The contract between the Serbian state and the Hilandar Monastery was concluded on 30 March 1900. Among other things, Serbia undertook to pay back the monastery's debt in its entirety, to provide the monastery with the annual relief in the amount of 1,000 lira, and to ensure that the original members of the fraternity were not driven out.
Bishop Dimitrije stayed at Hilandar between March and late May 1900. Three monastics accompanied him on his trip back from Mount Athos to Serbia, as they wanted to thank King Alexander Obrenović for his help. Hilandar remained Serbian and, if we take good care of it, will remain so forever.
THE MAY COUP
The murder of the King and Queen
The May Coup was a coup d'état in which King Alexander Obrenović and his wife, Queen Draga, were killed, bringing an end to the Obrenović Dynasty, which had ruled Serbia since the mid-19th century. After the May Coup, the Karađorđević dynasty took the throne of Serbia.
The event itself – the murder of the king and queen – was carried out by a group of army officer and civilian conspirators, led by officer Dragutin Dimitrijević Apis, on the night between 28 and 29 May 1903 (under the old calendar). The most prominent conspirators, led by Apis, had founded a shadow organization called Unification Or Death, better known as the Black Hand.
A KOMITADJI AT HILANDAR
A planned kidnapping
King Alexander Obrenović's visit to Mount Athos attracted the attention of different political circles and figures. Historian Vladimir Jovanović writes that at the time of the king's visit, Boris Safarov, a Macedonian Komitadji voivode and adventurer, was also at Hilandar, collecting money from a number of Zografos Monastery monks for a Chetnik organization in Macedonia.

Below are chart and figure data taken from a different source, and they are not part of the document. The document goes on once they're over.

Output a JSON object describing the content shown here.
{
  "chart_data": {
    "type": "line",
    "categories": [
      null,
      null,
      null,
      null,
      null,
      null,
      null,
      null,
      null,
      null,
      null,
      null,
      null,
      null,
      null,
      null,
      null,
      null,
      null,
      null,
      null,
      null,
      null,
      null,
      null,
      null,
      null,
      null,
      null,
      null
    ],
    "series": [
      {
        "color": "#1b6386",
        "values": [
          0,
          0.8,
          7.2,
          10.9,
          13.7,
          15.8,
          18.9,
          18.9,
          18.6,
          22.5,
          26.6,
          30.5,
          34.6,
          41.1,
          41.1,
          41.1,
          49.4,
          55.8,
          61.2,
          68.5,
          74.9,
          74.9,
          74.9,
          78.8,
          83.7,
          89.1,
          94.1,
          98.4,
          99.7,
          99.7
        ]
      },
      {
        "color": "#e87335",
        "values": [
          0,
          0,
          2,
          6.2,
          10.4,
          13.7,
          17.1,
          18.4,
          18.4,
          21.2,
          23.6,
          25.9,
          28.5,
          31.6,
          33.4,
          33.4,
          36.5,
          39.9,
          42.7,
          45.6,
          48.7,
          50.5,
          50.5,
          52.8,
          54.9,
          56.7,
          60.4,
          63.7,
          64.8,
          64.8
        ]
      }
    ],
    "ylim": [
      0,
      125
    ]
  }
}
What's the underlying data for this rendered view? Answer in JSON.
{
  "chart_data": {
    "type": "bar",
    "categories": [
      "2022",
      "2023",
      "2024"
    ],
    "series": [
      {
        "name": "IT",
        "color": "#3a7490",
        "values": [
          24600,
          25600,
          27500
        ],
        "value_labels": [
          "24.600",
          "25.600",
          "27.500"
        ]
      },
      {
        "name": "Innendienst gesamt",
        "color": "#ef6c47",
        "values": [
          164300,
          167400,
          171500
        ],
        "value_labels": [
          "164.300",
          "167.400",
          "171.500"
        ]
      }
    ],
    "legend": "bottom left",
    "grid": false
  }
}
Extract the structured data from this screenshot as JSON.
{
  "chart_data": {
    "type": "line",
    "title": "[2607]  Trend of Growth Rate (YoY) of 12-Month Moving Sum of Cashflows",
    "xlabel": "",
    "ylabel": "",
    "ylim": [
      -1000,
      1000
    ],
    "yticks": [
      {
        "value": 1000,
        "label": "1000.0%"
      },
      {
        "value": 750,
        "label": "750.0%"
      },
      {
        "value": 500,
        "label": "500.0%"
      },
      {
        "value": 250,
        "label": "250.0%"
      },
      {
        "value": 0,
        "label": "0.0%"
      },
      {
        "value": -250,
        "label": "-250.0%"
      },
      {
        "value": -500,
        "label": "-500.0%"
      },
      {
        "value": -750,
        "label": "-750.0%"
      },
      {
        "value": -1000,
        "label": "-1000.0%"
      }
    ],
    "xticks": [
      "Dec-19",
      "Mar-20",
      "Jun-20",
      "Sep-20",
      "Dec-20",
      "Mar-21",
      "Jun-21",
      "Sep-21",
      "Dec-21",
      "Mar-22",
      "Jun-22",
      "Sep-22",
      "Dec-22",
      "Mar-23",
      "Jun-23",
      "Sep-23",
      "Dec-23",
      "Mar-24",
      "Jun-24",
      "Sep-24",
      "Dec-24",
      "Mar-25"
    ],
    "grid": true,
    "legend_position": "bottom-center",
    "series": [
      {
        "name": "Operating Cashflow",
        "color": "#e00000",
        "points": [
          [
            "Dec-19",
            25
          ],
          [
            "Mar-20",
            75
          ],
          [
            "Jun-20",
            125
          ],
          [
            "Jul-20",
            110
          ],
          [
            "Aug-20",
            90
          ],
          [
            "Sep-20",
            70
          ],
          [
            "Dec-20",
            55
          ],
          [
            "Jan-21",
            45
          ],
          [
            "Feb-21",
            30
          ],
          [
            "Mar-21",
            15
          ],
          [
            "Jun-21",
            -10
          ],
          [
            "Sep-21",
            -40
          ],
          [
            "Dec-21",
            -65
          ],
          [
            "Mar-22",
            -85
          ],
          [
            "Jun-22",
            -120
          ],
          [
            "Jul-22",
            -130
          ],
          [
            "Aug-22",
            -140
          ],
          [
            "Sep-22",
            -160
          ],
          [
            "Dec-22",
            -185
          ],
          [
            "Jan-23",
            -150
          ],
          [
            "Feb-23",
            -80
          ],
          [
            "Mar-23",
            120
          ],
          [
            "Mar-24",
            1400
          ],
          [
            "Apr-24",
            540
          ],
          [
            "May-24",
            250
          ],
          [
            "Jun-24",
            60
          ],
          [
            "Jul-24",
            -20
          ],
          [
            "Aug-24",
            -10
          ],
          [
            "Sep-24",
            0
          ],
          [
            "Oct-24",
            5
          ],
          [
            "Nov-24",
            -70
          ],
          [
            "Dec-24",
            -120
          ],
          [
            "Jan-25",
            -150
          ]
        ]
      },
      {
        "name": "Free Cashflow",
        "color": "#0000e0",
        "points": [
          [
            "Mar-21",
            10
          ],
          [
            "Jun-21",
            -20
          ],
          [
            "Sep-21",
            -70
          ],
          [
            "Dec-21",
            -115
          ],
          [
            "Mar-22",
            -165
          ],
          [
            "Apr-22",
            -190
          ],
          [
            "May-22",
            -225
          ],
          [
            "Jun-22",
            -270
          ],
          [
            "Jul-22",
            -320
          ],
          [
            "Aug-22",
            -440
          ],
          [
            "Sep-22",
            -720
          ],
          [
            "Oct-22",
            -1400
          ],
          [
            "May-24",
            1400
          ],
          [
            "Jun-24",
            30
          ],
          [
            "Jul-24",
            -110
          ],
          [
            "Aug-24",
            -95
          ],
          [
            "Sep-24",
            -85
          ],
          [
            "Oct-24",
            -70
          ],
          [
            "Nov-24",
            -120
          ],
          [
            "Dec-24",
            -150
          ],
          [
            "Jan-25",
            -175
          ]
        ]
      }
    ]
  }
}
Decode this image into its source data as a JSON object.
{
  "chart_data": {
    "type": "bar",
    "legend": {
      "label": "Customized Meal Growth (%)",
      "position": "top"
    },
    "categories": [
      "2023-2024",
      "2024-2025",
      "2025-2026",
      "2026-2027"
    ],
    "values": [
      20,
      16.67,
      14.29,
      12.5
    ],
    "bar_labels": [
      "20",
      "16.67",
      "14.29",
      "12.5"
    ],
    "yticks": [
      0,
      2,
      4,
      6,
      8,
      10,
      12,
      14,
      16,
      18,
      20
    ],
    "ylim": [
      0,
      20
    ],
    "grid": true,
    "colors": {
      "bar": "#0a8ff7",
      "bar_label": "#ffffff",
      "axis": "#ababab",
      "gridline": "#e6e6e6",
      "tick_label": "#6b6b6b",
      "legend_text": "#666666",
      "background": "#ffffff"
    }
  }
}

Disguised as a Russian monastic, Sarafov was at Hilandar at Easter and was able to shake hands with King Alexander. He even planned to hold the young king for ransom, and claimed that the majority of the Hilandar fraternity were very interested in Serbia's financial offer, as guaranteed by Alexander Obrenović.
THE MARRIAGE PROPOSAL
Travelling because of Princess Maria?
In April of 1896, sportsmen from 14 different countries arrived in Greece for the first Olympic Games in modern times. In contrast, only one foreign ruler arrived – the king of Serbia. Some researchers even claim that King Alexander travelled to Athens because of the daughter of the Greek King George. However, when he disembarked at the Port of Piraeus, Princess Maria was already promised in marriage to the grand duke of Russia. Had he not been late, the history of Serbia would have been different.
Simeon and Sava
The Hilandar Monastery was founded by George Chelandarios, a Greek monk from Mount Athos. It was reconstructed by Stefan Nemanja (monastic name Simeon) and his son Rastko, i.e. Saint Sava, in 1198. Stefan Nemanja passed away at the monastery in 1199.
King Stefan Uroš I fortified Hilandar in 1262. King Milutin provided considerable help to the monastery, erecting circa 1320 a new Church of the Presentation of the Blessed Virgin Mary in the place of the old one. During the reign of King (subsequently Emperor) Dušan, Mount Athos was brought back under his sway – a period of greatest prosperity of the monastery.
In modern times, the monastery was considerably damaged in 2004 in a catastrophic fire, followed by the reconstruction of the affected buildings. The monastery is currently under the jurisdiction of the Ecumenical Patriarchate of Constantinople.